39th EVA International (Phase 2)
Phase 2 of the 39th EVA International was the second of a three-phase exhibition programme that unfolded across venues in Limerick city and online, from 2 July – 22 August 2021. It featured 14 presentations by Irish and international artists and collaborating curators across exhibition venues Park Point, Sailor’s Home and spacecraft, remotely and online.
The 39th EVA International took its reference from the “Golden Vein,” a 19th-century descriptor for the agricultural bounty of the Limerick region, and across all phases of the programme it sought to question ideas of land and its contested values in the context of Ireland today. Through the work of the participating artists, these questions extended to broader considerations of how we relate to land in terms of ideology, identity, and resource.
The Guest Programme titled Little did they know, curated by Merve Elveren, featured artists Diego Bruno, Barış Doğrusöz, Melanie Jackson & Esther Leslie, Amy Lien & Enzo Camacho, Hana Miletić, Deirdre O’Mahony, Richard Proffitt, Mario Rizzi, and Aykan Safoğlu and presentations by Asia Art Archives’ Betsy Damon Archive: Keepers of the Waters (Chengdu and Lhasa) and Kosovo Oral History Initiative’s Reconciliation of Blood Feuds Campaign 1990-1991. The Little did they know online platform available to view here, brought together content and resources that expanded upon individual works and research-based projects represented in the exhibition.

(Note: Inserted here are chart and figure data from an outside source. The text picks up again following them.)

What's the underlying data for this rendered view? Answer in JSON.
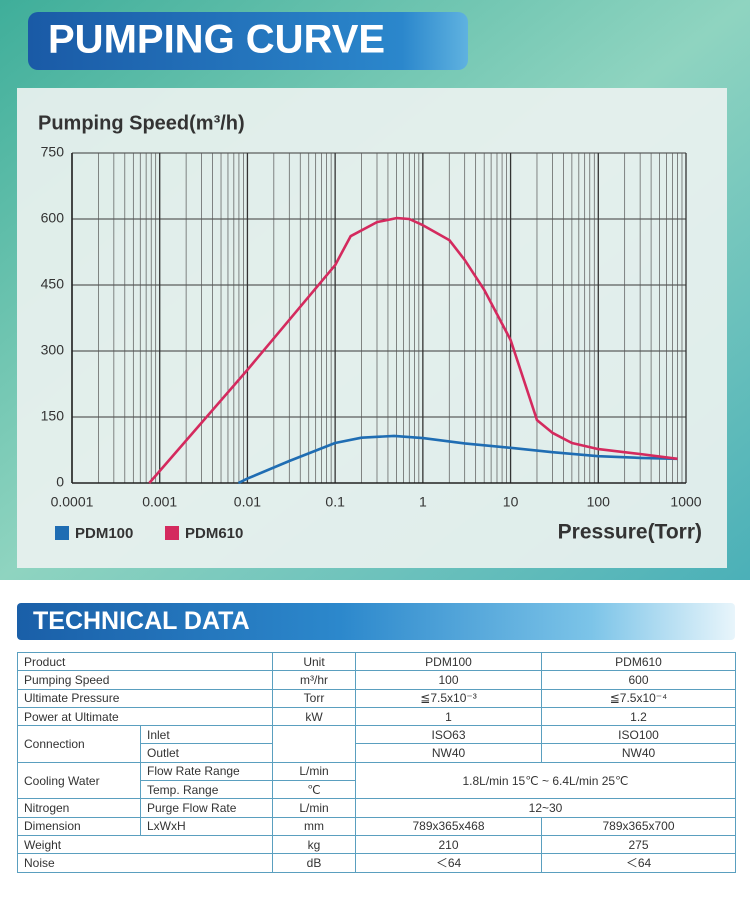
{
  "chart_data": {
    "type": "line",
    "title": "PUMPING CURVE",
    "y_label": "Pumping Speed(m³/h)",
    "x_label": "Pressure(Torr)",
    "x_scale": "log",
    "grid": true,
    "legend": "bottom-left",
    "xlim": [
      0.0001,
      1000
    ],
    "xticks": [
      0.0001,
      0.001,
      0.01,
      0.1,
      1,
      10,
      100,
      1000
    ],
    "ylim": [
      0,
      750
    ],
    "yticks": [
      0,
      150,
      300,
      450,
      600,
      750
    ],
    "series": [
      {
        "name": "PDM100",
        "color": "#1f6db3",
        "x": [
          0.0079,
          0.01,
          0.03,
          0.1,
          0.2,
          0.47,
          1,
          3,
          10,
          30,
          100,
          300,
          800
        ],
        "values": [
          0,
          10,
          50,
          91,
          103,
          107,
          102,
          90,
          80,
          70,
          61,
          57,
          55
        ]
      },
      {
        "name": "PDM610",
        "color": "#d42a5e",
        "x": [
          0.00076,
          0.01,
          0.1,
          0.15,
          0.3,
          0.5,
          0.7,
          1,
          2,
          3,
          5,
          10,
          20,
          30,
          50,
          100,
          300,
          800
        ],
        "values": [
          0,
          257,
          495,
          561,
          593,
          602,
          600,
          586,
          552,
          507,
          439,
          325,
          143,
          114,
          91,
          77,
          66,
          55
        ]
      }
    ]
  },
  "table": {
    "title": "TECHNICAL DATA",
    "rows": [
      [
        "Product",
        "Unit",
        "PDM100",
        "PDM610"
      ],
      [
        "Pumping Speed",
        "m³/hr",
        "100",
        "600"
      ],
      [
        "Ultimate Pressure",
        "Torr",
        "≦7.5x10⁻³",
        "≦7.5x10⁻⁴"
      ],
      [
        "Power at Ultimate",
        "kW",
        "1",
        "1.2"
      ],
      [
        "Connection",
        "Inlet",
        "ISO63",
        "ISO100"
      ],
      [
        "Outlet",
        "NW40",
        "NW40"
      ],
      [
        "Cooling Water",
        "Flow Rate Range",
        "L/min",
        "1.8L/min 15℃ ~ 6.4L/min 25℃"
      ],
      [
        "Temp. Range",
        "℃"
      ],
      [
        "Nitrogen",
        "Purge Flow Rate",
        "L/min",
        "12~30"
      ],
      [
        "Dimension",
        "LxWxH",
        "mm",
        "789x365x468",
        "789x365x700"
      ],
      [
        "Weight",
        "kg",
        "210",
        "275"
      ],
      [
        "Noise",
        "dB",
        "＜64",
        "＜64"
      ]
    ]
  }
}
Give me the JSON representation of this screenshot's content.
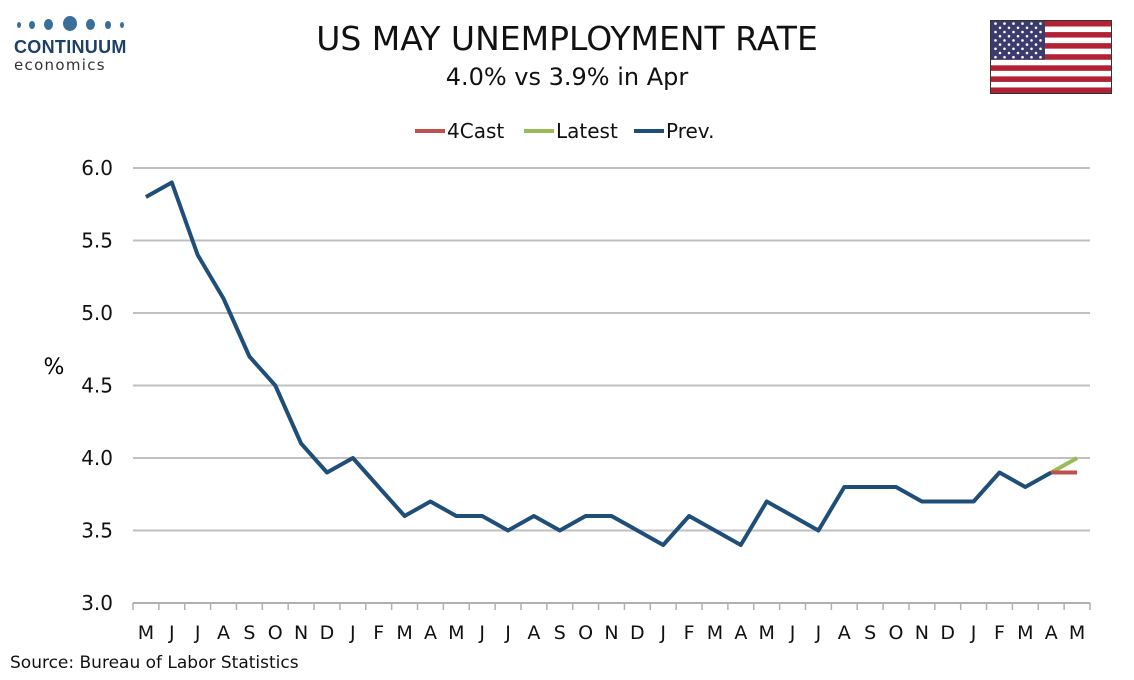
{
  "header": {
    "logo_name": "CONTINUUM",
    "logo_sub": "economics",
    "logo_icon": "dots-logo-icon",
    "flag_icon": "us-flag-icon",
    "title": "US MAY UNEMPLOYMENT RATE",
    "subtitle": "4.0% vs 3.9% in Apr"
  },
  "footer": {
    "source": "Source: Bureau of Labor Statistics"
  },
  "colors": {
    "prev": "#1f4e79",
    "latest": "#9bbb59",
    "forecast": "#c0504d",
    "grid": "#c0c0c0",
    "flag_red": "#b22234",
    "flag_blue": "#3c3b6e"
  },
  "chart_data": {
    "type": "line",
    "categories": [
      "M",
      "J",
      "J",
      "A",
      "S",
      "O",
      "N",
      "D",
      "J",
      "F",
      "M",
      "A",
      "M",
      "J",
      "J",
      "A",
      "S",
      "O",
      "N",
      "D",
      "J",
      "F",
      "M",
      "A",
      "M",
      "J",
      "J",
      "A",
      "S",
      "O",
      "N",
      "D",
      "J",
      "F",
      "M",
      "A",
      "M"
    ],
    "ylabel": "%",
    "ylim": [
      3.0,
      6.0
    ],
    "yticks": [
      "3.0",
      "3.5",
      "4.0",
      "4.5",
      "5.0",
      "5.5",
      "6.0"
    ],
    "grid": true,
    "legend_position": "top-center",
    "legend": [
      "4Cast",
      "Latest",
      "Prev."
    ],
    "series": [
      {
        "name": "Prev.",
        "values": [
          5.8,
          5.9,
          5.4,
          5.1,
          4.7,
          4.5,
          4.1,
          3.9,
          4.0,
          3.8,
          3.6,
          3.7,
          3.6,
          3.6,
          3.5,
          3.6,
          3.5,
          3.6,
          3.6,
          3.5,
          3.4,
          3.6,
          3.5,
          3.4,
          3.7,
          3.6,
          3.5,
          3.8,
          3.8,
          3.8,
          3.7,
          3.7,
          3.7,
          3.9,
          3.8,
          3.9,
          null
        ]
      },
      {
        "name": "Latest",
        "values": [
          null,
          null,
          null,
          null,
          null,
          null,
          null,
          null,
          null,
          null,
          null,
          null,
          null,
          null,
          null,
          null,
          null,
          null,
          null,
          null,
          null,
          null,
          null,
          null,
          null,
          null,
          null,
          null,
          null,
          null,
          null,
          null,
          null,
          null,
          null,
          3.9,
          4.0
        ]
      },
      {
        "name": "4Cast",
        "values": [
          null,
          null,
          null,
          null,
          null,
          null,
          null,
          null,
          null,
          null,
          null,
          null,
          null,
          null,
          null,
          null,
          null,
          null,
          null,
          null,
          null,
          null,
          null,
          null,
          null,
          null,
          null,
          null,
          null,
          null,
          null,
          null,
          null,
          null,
          null,
          3.9,
          3.9
        ]
      }
    ]
  }
}
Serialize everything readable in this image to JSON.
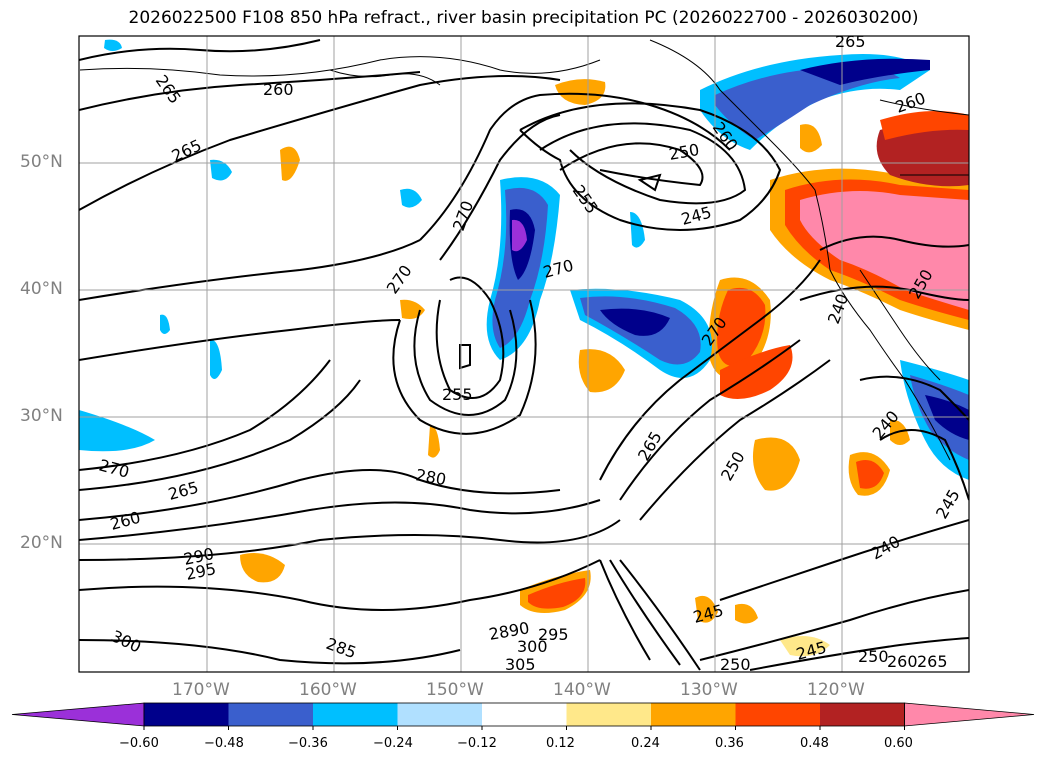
{
  "title": "2026022500 F108 850 hPa refract., river basin precipitation PC (2026022700 - 2026030200)",
  "lat_labels": [
    "50°N",
    "40°N",
    "30°N",
    "20°N"
  ],
  "lon_labels": [
    "170°W",
    "160°W",
    "150°W",
    "140°W",
    "130°W",
    "120°W"
  ],
  "contour_labels": [
    "265",
    "260",
    "265",
    "265",
    "260",
    "250",
    "255",
    "260",
    "245",
    "270",
    "270",
    "270",
    "255",
    "270",
    "265",
    "250",
    "280",
    "270",
    "265",
    "260",
    "290",
    "295",
    "300",
    "285",
    "2890",
    "305",
    "300",
    "295",
    "245",
    "245",
    "250",
    "240",
    "250",
    "240",
    "260",
    "265",
    "245",
    "250",
    "240"
  ],
  "colorbar": {
    "ticks": [
      "−0.60",
      "−0.48",
      "−0.36",
      "−0.24",
      "−0.12",
      "0.12",
      "0.24",
      "0.36",
      "0.48",
      "0.60"
    ],
    "colors": [
      "#9b30d9",
      "#00008b",
      "#3a5fcd",
      "#00bfff",
      "#b0e0ff",
      "#ffffff",
      "#ffe88a",
      "#ffa500",
      "#ff4500",
      "#b22222",
      "#ff88aa"
    ]
  },
  "colors": {
    "land_outline": "#000000",
    "contour": "#000000",
    "grid": "#a0a0a0"
  }
}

Phase 2 featured new commissions as part of EVA’s Platform Commissions, including a video work by Eimear Walshe made available through postal subscription, that considered relationships between sex, sexuality and politics; and the presentation of Áine McBride’s sculptural work that augmented the 19th century architecture of Limerick’s Sailor’s Home. Anca Benera and Arnold Estefan also presented works at spacecraft through the Partnership Projects initiative developed by EVA’s participation in the Magic Carpets network.The presentation investigated the phenomenon of man-made landscapes around the world, where the making and marking of landscape as a form of spatial modification goes hand-in-hand with heightened state violence and the over-exploitation of resources.